The Rosetta Project and the Long Now Foundation are building an archive of all documented human languages.
Founded in 2000 — or 02000, as they like to write, the project published their first edition Rosetta Disk in 2008.
The disk holds 1500 languages from around the world.
Made of double-sided micro-etched nickel, the disk is a visual archive, not a digital one. Not format-dependent; all one needs to read the disk is magnification. Like microfiche, but with much more density.
One side of the disk is a guide to the main archive on the reverse. It is etched with a central image of the earth and a message written in 8 major languages:
Languages of the World: This is an archive of over 1,500 human languages assembled in the year 02008 C.E. Magnify 1,000 times to find over 13,000 pages of language documentation.
The message is printed in concentric spirals, both maximizing the number of people who will be able to read something immediately upon picking up the disk, as well as implying how to use it – magnify to see more.

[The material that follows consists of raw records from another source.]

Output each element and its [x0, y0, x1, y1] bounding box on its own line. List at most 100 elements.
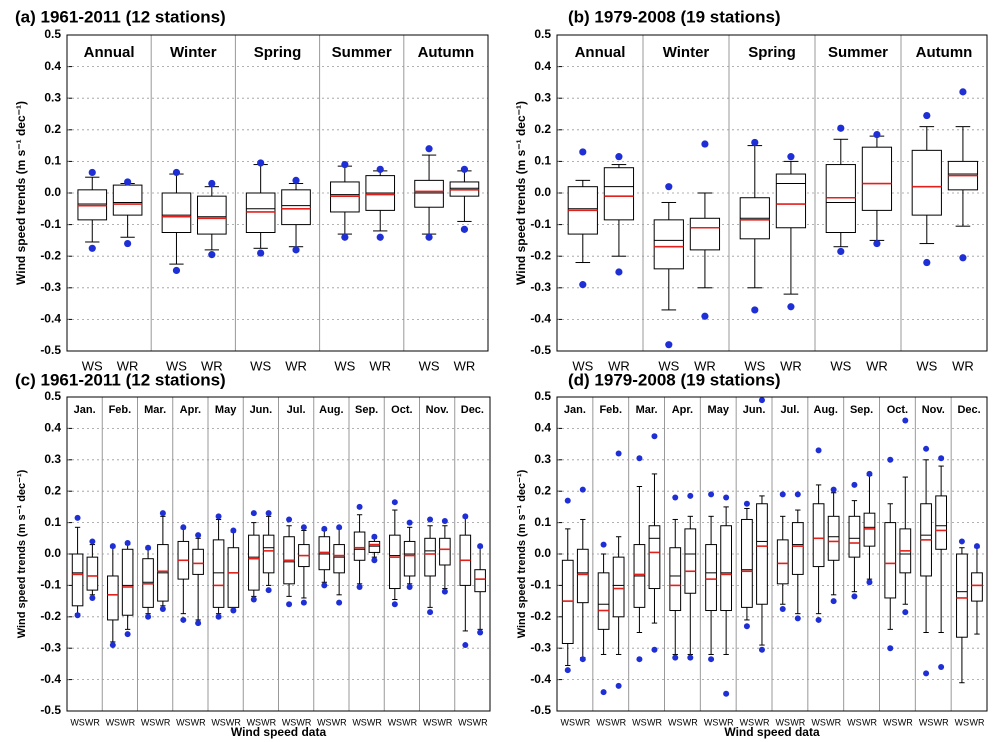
box-label: WR	[117, 358, 139, 373]
outlier	[257, 159, 265, 167]
outlier	[758, 397, 765, 404]
group-label: Summer	[332, 44, 392, 61]
outlier	[866, 579, 873, 586]
outlier	[794, 491, 801, 498]
box-label: WR	[332, 717, 347, 727]
outlier	[159, 605, 166, 612]
group-label: Annual	[84, 44, 135, 61]
box	[812, 503, 825, 568]
outlier	[145, 544, 152, 551]
box-label: WR	[369, 358, 391, 373]
box-label: WS	[847, 717, 862, 727]
outlier	[88, 168, 96, 177]
box	[861, 146, 893, 211]
box-label: WS	[176, 717, 191, 727]
y-tick-label: 0.5	[44, 27, 61, 41]
y-tick-label: -0.5	[530, 703, 551, 717]
box	[603, 167, 635, 221]
group-label: Feb.	[109, 404, 132, 416]
y-tick-label: -0.4	[40, 672, 61, 686]
outlier	[615, 450, 622, 457]
outlier	[89, 594, 96, 601]
outlier	[579, 656, 586, 663]
outlier	[701, 140, 709, 148]
outlier	[959, 88, 967, 96]
y-tick-label: 0.3	[44, 452, 61, 466]
outlier	[180, 524, 187, 531]
box-label: WS	[106, 717, 121, 727]
outlier	[923, 445, 930, 452]
outlier	[336, 524, 343, 531]
y-tick-label: 0.0	[534, 546, 551, 560]
y-axis-label: Wind speed trends (m s⁻¹ dec⁻¹)	[514, 101, 528, 285]
outlier	[579, 486, 586, 493]
box-label: WS	[561, 717, 576, 727]
outlier	[665, 183, 673, 191]
outlier	[406, 519, 413, 526]
box-label: WS	[704, 717, 719, 727]
outlier	[145, 613, 152, 620]
group-label: Mar.	[144, 404, 166, 416]
box-label: WR	[754, 717, 769, 727]
outlier	[265, 587, 272, 594]
outlier	[794, 615, 801, 622]
box	[248, 534, 260, 591]
outlier	[441, 588, 448, 595]
y-tick-label: 0.5	[44, 389, 61, 403]
y-tick-label: 0.3	[44, 90, 61, 104]
box	[791, 522, 804, 575]
box-label: WR	[296, 717, 311, 727]
box	[368, 540, 381, 553]
group-label: Jan.	[74, 404, 96, 416]
y-tick-label: 0.2	[534, 122, 551, 136]
box-label: WS	[282, 717, 297, 727]
outlier	[873, 130, 881, 139]
box-label: WR	[226, 717, 241, 727]
box	[775, 173, 807, 229]
box	[971, 572, 983, 602]
outlier	[851, 481, 858, 488]
box-label: WR	[575, 717, 590, 727]
box	[669, 547, 682, 612]
group-label: Feb.	[599, 404, 622, 416]
box-label: WR	[261, 717, 276, 727]
box	[192, 548, 204, 575]
outlier	[321, 582, 328, 589]
group-label: Oct.	[391, 404, 412, 416]
outlier	[230, 527, 237, 534]
box-label: WS	[352, 717, 367, 727]
y-tick-label: -0.2	[530, 609, 551, 623]
outlier	[779, 605, 786, 612]
outlier	[687, 492, 694, 499]
outlier	[124, 631, 131, 638]
outlier	[88, 244, 96, 252]
outlier	[600, 541, 607, 548]
group-label: May	[708, 404, 730, 416]
box	[653, 219, 684, 270]
y-tick-label: 0.4	[44, 421, 61, 435]
y-tick-label: 0.1	[534, 515, 551, 529]
y-tick-label: 0.4	[44, 59, 61, 73]
group-label: Oct.	[887, 404, 908, 416]
box	[956, 553, 968, 638]
y-tick-label: -0.1	[40, 217, 61, 231]
box	[576, 548, 589, 604]
outlier	[462, 642, 469, 649]
box	[353, 531, 366, 561]
panel-title: (c) 1961-2011 (12 stations)	[15, 370, 226, 389]
outlier	[923, 670, 930, 677]
box-label: WS	[572, 358, 593, 373]
box-label: WR	[201, 358, 223, 373]
outlier	[751, 138, 759, 147]
outlier	[830, 598, 837, 605]
y-tick-label: 0.0	[534, 185, 551, 199]
box-label: WS	[883, 717, 898, 727]
group-label: Jun.	[250, 404, 273, 416]
group-label: Winter	[663, 44, 710, 61]
y-tick-label: 0.0	[44, 185, 61, 199]
outlier	[923, 111, 931, 120]
group-label: Summer	[828, 44, 888, 61]
box	[197, 195, 227, 235]
outlier	[230, 607, 237, 614]
outlier	[376, 233, 384, 241]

Five actual disks have been produced, which come in a spherical stainless steel/glass container intended to protect and showcase the disk for millenia to come.
Now, the disk’s contents are available to the general public on a $15 DVD, or, thanks to Kurt Bollacker, in an interactive viewer on the web.
Contents range from descriptions of linguistic to vocabulary lists to transcribed texts or oral narratives.
At the very least, the Rosetta Disk provides an informative overview of human linguistic diversity in the 21st century. However, it may do much more.